Sommerrieseln

von Ines Bethge

erschienen in Kommunikaze 6, Juli 2003

Lindenblüten rieselten auf ihr Haar. Wie gelber Staub. Stunde um Stunde. Oder wie leichter Regen. Setzten sich im Haar fest. Die Sonne stach durch die Blätter und flickerte wie Sommer. Jemand rief. Sie tastete seine Hand, seine große weiche Hand. Er schlief. Lindenblüten im Haar. Es rieselte so, die Lindenblüten, die Zeit, das Denken. Vielleicht. Das meiste war vielleicht. Das meiste klebte zäh in der Trägheit, im dösenden Rausch der Nachmittage.

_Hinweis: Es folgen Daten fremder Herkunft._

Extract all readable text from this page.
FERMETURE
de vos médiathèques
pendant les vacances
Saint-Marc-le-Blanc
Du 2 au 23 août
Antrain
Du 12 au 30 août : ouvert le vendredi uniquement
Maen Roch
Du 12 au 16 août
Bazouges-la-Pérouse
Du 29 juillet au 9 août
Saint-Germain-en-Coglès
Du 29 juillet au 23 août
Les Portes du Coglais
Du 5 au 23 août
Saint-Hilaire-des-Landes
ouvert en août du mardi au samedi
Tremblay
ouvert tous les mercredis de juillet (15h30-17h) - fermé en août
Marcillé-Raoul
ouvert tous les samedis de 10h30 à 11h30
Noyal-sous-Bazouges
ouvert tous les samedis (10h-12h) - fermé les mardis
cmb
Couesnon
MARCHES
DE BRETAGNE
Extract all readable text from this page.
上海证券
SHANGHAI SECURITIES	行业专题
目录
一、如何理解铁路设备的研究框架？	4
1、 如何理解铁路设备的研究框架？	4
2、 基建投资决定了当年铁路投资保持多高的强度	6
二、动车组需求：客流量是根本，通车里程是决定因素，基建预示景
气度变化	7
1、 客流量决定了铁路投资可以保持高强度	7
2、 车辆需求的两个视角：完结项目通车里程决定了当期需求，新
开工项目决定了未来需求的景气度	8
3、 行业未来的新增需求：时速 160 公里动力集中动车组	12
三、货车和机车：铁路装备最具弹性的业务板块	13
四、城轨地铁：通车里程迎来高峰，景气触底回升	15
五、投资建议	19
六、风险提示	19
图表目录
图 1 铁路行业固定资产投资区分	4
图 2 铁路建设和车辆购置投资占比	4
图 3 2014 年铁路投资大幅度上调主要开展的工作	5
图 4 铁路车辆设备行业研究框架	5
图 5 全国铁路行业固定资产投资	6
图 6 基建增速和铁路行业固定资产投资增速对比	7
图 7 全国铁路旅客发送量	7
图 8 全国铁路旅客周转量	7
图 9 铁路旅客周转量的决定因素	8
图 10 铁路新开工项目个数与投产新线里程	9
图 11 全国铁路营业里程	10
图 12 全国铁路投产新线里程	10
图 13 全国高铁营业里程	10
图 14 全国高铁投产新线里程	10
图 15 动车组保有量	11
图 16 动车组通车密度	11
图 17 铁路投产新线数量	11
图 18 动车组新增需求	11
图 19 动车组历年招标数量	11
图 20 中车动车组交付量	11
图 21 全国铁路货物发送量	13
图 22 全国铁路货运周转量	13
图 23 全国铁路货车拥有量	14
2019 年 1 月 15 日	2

Die Hunde überschlugen sich im Gras, Schattenspiele im Fell. Die Hitze klebte am Körper, watteweich. Sie musste an irgendetwas denken, aber wollte nicht. Weigerte sich schon seit Tagen (oder Wochen?), die stagnierende Denkmasse in Bewegung zu bringen. Sie wollte nie mehr aufstehen. Wollte im Herbst die Blätter, im Winter die Flocken rieseln hören, im Rieseln versinken. Wollte das Rieseln des Wassers hören, wenn im Frühling der Schnee schmolz und fühlen, wie die Tropfen ihr über die Augen und Arme flossen.

Sie fühlte seine warme, weiche Hand, legte ihre Wange hinein. Kraulte durch seine Haare, fuhr seine Lippen nach. Es war alles vielleicht. Sie wollte im Rausch des Sommers ertrinken, leer dahintreiben, über salzige Haut lecken, dreckige Füße haben. Es sollte kein Danach geben, nicht diese Veränderung, die hämisch aus den Ecken winkte und an sich erinnerte. Kein Weitergehen. Sie wollte hier liegen und in die Stunden zerrieseln, bis sie unter Lindenblüten verschwand, vom trägen Sommerschlund verschlungen. Drohendes Morgen, sie HASSTE diese Gedanken...zuviel...Sie zuckte.

Er wachte auf, lächelte ihr zu, umfasste ihre Hand. Sie weinte. Er barg schläfrig ihren Kopf an seiner Schulter. Sie weinte und Rotz klebte an seinem T-Shirt. Und Lindenblüten. Es war alles vielleicht.